State board struggling to balance coverage, affordability in new plans
by Statehouse News ServiceJanuary 19, 2007 -- The authority charged with introducing health insurance plans affordable to about 160,000 uninsured individuals indicated today that plans submitted to date that meet minimum coverage standards are too expensive.
The plans are targeted for individuals who are not eligible for publicly subsidized insurance programs that have been rolled out in recent months in accordance with last April’s universal health care law.
According to Bob Carey, director of planning and development at the Connector Authority, monthly premiums from submitted plans that met the state’s minimum coverage requirements would cost $380, on average. Submitted premiums ranged from $250 for a 28-year-old to $580 for a 56-year-old.
“That’s something we need to think about. At the end of the day, do we want to put something for Minimum Creditable Coverage for $380?” said member Bruce Butler.
The average rate is about $100 higher than what board members had initially expected to be.
The news today sent members of the Connector Authority board back to the drawing table.

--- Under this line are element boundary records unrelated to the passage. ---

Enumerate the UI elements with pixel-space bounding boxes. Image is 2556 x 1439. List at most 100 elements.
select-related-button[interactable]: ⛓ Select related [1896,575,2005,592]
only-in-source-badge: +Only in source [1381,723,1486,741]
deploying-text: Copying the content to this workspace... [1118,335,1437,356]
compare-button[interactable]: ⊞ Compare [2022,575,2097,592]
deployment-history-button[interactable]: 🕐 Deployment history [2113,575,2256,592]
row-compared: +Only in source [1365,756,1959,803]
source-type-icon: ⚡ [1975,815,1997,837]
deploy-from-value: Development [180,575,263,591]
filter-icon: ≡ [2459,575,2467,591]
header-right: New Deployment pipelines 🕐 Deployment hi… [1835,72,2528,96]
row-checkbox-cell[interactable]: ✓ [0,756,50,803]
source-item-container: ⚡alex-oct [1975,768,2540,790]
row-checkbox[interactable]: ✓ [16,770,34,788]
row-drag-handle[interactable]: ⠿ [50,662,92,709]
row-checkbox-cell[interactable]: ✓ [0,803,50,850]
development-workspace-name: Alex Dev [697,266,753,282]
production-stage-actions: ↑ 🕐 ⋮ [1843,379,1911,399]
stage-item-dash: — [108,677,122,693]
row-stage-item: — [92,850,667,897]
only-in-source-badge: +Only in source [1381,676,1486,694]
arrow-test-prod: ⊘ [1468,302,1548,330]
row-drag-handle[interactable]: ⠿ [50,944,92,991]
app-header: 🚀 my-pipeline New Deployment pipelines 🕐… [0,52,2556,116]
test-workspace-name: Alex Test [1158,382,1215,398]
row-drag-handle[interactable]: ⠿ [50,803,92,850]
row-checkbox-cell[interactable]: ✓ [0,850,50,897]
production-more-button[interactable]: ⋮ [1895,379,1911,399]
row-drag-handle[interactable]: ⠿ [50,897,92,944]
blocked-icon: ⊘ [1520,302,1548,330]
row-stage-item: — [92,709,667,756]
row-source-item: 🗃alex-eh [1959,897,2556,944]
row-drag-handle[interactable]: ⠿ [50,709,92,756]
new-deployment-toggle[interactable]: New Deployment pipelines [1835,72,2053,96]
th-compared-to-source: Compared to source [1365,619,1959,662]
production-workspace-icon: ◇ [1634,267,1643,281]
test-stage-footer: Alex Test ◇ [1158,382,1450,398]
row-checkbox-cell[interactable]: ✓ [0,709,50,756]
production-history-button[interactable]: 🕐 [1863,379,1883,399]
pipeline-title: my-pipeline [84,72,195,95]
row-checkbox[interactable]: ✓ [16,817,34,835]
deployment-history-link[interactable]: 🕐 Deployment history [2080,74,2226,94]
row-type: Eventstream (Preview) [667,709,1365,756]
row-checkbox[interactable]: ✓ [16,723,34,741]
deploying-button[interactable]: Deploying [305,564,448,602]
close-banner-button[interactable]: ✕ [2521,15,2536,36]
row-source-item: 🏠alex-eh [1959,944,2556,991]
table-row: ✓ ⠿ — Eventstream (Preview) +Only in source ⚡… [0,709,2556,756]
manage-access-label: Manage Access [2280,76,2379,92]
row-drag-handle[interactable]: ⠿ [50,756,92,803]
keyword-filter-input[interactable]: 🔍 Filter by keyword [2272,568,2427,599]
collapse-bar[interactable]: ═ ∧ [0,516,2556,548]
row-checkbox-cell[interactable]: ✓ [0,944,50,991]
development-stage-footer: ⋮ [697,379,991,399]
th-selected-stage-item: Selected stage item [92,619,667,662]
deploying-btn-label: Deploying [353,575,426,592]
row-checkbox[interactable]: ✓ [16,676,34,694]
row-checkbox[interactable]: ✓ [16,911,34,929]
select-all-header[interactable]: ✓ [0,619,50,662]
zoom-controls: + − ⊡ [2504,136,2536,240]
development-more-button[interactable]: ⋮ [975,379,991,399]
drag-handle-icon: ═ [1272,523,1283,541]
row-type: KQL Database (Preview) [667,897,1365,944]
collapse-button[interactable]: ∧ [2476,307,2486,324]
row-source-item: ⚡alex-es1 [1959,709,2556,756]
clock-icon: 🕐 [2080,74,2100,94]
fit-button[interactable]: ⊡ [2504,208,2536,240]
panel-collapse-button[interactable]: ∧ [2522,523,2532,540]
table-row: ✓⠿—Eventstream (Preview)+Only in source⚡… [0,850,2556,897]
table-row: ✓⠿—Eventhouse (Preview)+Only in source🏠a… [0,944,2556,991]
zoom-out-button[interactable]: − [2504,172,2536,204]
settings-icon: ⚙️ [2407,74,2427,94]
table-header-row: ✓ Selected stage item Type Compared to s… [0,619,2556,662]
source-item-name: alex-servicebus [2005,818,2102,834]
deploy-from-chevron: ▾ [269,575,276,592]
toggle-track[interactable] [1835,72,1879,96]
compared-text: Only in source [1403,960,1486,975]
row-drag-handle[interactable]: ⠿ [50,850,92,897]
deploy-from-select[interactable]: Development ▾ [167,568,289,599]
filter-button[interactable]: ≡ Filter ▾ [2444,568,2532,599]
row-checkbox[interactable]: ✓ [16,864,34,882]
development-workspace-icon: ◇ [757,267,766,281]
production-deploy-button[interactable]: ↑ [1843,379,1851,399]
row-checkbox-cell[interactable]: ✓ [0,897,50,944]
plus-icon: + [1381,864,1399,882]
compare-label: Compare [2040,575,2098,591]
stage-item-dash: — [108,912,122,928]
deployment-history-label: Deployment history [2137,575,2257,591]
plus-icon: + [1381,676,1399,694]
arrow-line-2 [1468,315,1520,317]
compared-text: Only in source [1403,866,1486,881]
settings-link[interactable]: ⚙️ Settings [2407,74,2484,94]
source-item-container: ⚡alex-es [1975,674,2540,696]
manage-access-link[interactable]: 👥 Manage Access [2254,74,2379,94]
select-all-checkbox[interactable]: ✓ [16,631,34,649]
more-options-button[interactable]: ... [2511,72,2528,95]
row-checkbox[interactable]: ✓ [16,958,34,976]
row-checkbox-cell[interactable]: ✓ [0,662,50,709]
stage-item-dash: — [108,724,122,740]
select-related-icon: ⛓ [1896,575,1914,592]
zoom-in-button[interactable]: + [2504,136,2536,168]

Board members said they will recommend on Monday that lower insurance policy standards be put out for public hearings.
The Connector Board had requested proposals from insurance companies that would deliver 60 percent of the benefits of top-notch insurance plans and, based on the results, discovered the cost of such plans would far exceed the ability of individuals to pay, leaving them vulnerable to bankruptcy when the state’s insurance mandate kicks in on July 1.
The subcommittee of the Connector that met today is charged with establishing the Minimum Creditable Coverage, which defines the basic necessities of plans that would meet the state’s requirements under the new law. If individuals are enrolled in health plans that do not meet the minimum coverage, residents will face financial penalties.
The subcommittee decided to lower the minimum standards for health plans, from the 60 percent threshold to 55 percent and recommended regulations that health plans are required to meet to receive the Connector’s approval.
“Our job is to protect people from bankruptcy,” said board member Jonathan Gruber, who said he did not want to be “too prescriptive” when defining the regulations.
He favored limiting the regulations by capping maximum out-of-pocket costs and deductibles only.
Another board member said the panel needs to stay focused on insurance coverage and quality.
“This is not about affordability, this is about what kind of plan we can call a health insurance,” said member Dolores Mitchell. “I may not like it.”
Butler said the Connector regulations should not lose sight of the affordability, financial protection and quality of care for individuals.
Some members wanted prescribed generic drugs covered while some suggested covering brand name drugs only. Member Celia Wcislo pushed to define the number of doctor visits that insurance plans should cover.
“I’m getting a little nervous . . . to come up with choices, I mean we’re not experts,” said Executive Director Jon Kingsdale, adding providers may not be able to meet all the requirements by July. “We have to be confident that what we’re doing is doable.”
Gruber said he thought members were “micromanaging too much” and limiting the options available to insurers.
“I don’t think we should be sitting here trying to outsmart these guys. I think they may have thought of something that we didn’t have,” said Gruber.
At the end, the committee agreed to recommend to the full board on Monday to cap the out-of-pocket maximum to $5,000 for individuals and $7,500 for families, cap the deductible to $2,000 for individuals and $4,000 for families and have prescribed drugs count toward the out-of-pocket maximum. Other recommendations included coverage of brand name drugs only and coverage for some doctor visits.
Eric Linzer, vice president of the Massachusetts Association of Health Plans said his organization is concerned the regulations will be “too prescriptive.”
“We want to have the flexibility so consumers have enough choices and decide what is affordable and what it not,” said Linzer.
The Connector is scheduled to vote on the draft regulations for minimum coverage on Monday. The regulations will then go before a public hearing on Feb. 16 and a final vote is scheduled to take place on March 8.